Payment Reform

Problem: 

Fee-for-service health care reimburses providers for the volume of services rather than their value to patients. Reforming payment so it rewards value over volume is fundamental to achieve the three-part aim of better health, better care and lower costs. Incentivizing value makes sense, but nationally, only about 11 percent of payments to hospitals and doctors are tied to quality and efficiency of care. But it’s the direction of the future.  

Specifics of payment reform depend on the dynamics of a particular location and population. That’s why Rocky Mountain Health Plans’ (RMHP) approach is community-based, patient-centered and region-specific. 

Payment reform drives health system redesign; it also requires it. Individual organizations need to adopt process improvement strategies as well as create supportive work environments and cultures of quality and collaboration. That’s why transforming the care delivery system is inseparable from payment reform. 

Our Solutions: 

Colorado’s Accountable Care Community (ACC) initiative, central to Medicaid reform, is designed to shift the state’s fee-for-service population into an accountable care model-- one in which regional care collaborative organizations (RCCOs) invest up front in primary care practices to support effective care management. This allows providers to deliver comprehensive, coordinated care. Primary care providers and RCCOs share incentive payments from the state to improve health outcomes. 

Under the ACC model, the state pays regional collaboratives to build networks of integrated care around primary care medical homes. It contracts with one RCCO in each of seven Colorado regions to create a network of primary care providers. The RCCO funds and supports care management and administration, helps practices coordinate care for Medicaid clients and works to better integrate primary care with behavioral health providers, hospitals, specialists and social services. The RCCOs and Medicaid contract with providers for comprehensive primary care and coordinate Medicaid member health needs across specialties.

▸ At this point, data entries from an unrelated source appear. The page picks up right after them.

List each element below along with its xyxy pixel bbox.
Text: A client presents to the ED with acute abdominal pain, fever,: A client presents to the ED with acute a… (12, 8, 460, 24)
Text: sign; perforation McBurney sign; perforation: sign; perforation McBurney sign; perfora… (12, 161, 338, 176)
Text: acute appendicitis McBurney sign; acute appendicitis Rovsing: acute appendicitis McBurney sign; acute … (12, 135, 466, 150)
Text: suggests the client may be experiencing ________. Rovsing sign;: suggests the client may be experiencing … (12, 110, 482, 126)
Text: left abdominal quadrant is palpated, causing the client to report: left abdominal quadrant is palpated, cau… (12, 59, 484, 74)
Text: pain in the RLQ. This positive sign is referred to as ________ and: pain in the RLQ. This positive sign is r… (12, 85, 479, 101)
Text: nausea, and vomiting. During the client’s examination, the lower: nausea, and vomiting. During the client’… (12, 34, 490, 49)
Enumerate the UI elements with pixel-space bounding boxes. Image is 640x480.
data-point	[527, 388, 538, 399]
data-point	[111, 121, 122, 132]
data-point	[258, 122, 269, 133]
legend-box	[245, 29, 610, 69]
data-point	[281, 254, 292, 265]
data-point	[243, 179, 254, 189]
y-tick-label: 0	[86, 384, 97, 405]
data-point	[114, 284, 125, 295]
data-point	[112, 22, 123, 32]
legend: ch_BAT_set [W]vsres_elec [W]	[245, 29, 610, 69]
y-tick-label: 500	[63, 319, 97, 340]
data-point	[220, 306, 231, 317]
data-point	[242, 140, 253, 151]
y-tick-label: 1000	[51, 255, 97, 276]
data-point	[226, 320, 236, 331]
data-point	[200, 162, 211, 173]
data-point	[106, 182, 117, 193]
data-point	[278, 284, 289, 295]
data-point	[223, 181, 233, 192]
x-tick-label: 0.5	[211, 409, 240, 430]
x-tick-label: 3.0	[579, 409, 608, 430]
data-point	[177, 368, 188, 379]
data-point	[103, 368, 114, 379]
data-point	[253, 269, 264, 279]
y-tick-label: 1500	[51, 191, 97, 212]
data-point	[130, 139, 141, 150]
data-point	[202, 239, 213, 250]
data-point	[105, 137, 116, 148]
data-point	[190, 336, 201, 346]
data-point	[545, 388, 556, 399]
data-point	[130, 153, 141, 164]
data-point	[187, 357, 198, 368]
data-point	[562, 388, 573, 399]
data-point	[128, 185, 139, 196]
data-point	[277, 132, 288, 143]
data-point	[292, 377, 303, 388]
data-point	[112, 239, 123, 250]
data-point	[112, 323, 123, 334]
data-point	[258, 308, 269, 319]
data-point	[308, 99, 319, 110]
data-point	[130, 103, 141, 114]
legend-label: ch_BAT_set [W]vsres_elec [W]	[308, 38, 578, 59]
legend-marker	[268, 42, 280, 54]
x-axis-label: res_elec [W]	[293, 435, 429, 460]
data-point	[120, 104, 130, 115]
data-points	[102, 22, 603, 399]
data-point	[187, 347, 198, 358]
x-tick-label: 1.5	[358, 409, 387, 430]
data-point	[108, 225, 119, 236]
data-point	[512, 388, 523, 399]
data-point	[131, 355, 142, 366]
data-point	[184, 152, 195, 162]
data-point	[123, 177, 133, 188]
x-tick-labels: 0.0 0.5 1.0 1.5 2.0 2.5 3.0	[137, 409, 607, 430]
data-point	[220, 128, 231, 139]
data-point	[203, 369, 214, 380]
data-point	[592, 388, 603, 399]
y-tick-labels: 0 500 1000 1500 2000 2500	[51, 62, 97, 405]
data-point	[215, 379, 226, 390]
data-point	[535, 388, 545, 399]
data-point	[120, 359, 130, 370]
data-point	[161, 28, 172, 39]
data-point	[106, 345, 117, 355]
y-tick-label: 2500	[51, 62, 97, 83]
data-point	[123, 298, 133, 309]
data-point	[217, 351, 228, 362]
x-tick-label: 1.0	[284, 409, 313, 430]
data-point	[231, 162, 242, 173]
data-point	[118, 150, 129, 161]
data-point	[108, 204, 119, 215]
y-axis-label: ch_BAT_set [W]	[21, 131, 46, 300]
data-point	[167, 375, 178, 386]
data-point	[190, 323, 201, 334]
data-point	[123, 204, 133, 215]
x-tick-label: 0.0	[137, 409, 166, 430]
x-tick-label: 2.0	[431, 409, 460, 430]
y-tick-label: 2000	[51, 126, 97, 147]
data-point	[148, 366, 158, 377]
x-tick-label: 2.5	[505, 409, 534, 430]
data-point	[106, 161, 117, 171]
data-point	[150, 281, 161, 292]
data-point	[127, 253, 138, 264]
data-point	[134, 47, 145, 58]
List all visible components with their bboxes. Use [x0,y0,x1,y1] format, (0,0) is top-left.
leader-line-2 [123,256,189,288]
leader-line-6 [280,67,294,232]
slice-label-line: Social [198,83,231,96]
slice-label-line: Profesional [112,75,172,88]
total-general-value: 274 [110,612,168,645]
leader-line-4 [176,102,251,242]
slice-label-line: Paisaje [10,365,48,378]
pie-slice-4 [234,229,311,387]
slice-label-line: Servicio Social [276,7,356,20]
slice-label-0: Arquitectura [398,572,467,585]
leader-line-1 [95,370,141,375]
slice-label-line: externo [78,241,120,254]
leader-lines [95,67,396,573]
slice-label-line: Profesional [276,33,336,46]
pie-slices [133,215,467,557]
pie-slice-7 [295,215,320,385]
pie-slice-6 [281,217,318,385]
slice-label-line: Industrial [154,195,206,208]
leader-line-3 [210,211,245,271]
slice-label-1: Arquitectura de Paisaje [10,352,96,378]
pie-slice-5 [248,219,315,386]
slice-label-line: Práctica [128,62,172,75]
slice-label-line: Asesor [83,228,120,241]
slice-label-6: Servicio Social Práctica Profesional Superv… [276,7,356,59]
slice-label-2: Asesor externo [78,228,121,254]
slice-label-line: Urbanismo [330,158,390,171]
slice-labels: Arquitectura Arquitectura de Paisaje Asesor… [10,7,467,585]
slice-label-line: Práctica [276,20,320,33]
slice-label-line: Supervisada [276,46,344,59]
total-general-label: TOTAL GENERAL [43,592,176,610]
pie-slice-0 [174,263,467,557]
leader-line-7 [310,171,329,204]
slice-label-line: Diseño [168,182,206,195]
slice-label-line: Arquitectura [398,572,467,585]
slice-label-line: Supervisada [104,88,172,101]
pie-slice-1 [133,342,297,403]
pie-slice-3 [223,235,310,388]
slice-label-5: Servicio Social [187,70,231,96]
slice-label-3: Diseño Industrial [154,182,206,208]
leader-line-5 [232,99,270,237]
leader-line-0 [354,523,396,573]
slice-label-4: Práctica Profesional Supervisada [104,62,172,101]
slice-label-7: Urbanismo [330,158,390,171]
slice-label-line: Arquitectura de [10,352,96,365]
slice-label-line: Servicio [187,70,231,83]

In the Medicaid PRIME pilot program for the most vulnerable Medicaid adult enrollees, RMHP will receive comprehensive, global payments structured as follows:

  • Primary Care: RMHP will implement global payments for primary care providers who agree to 1) fulfill rigorous comprehensive primary care model objectives, and 2) accept Medicaid patients. Enhancements beyond Medicaid funding will be applied on a risk-adjusted basis. Additional quality incentives will be made available, independently from utilization and cost objectives.
  • Specialty Care: Specialty care payments will be reformed and enhanced for the Medicaid Prime population. Enhanced funding will be applied to ensure access for this population, and new, non-encounter based payments (e.g., population, case, episode and referral management) will be developed and implemented.
  • Mental Health: Mental health center providers will continue to receive full risk capitation directly from the state under their behavioral health organization agreement. However, they will participate in community interventions, share in gains for positive financial outcomes and will likewise be accountable for cost targets.

Cost trend improvements below the projected community budget will be shared among the state, RMHP, primary and mental health partners.

CPC+ is an advanced primary care medical home model that rewards value and quality by offering an innovative payment structure to support delivery of comprehensive primary care. The model will contribute to the Administration’s goals of having 50 percent of all Medicare fee-for-service payments made via alternative payment models (APMs) by 2018. The model offers two tracks with different care delivery requirements and payment methodologies to meet the diverse needs of primary care practices.

CPC+ practices will receive a risk-adjusted, prospective, monthly care management fee (CMF) for their attributed Medicare fee-for-service patients. Practices will use this enhanced, non-visit-based compensation to augment staffing and training in support of population health management and care coordination.

Both tracks will prospectively pay and retrospectively reconcile a performance-based incentive payment based (PBIP) on how well the practice performs on patient experience measures, clinical quality measures, and utilization measures that drive total cost of care.

Track 2 practices will also continue to bill as usual, but the FFS payment for evaluation and management services will be reduced to account for CMS shifting a portion of Medicare FFS payments into Comprehensive Primary Care Payments (CPCP), which will be paid in a lump sum on a quarterly basis without a claim.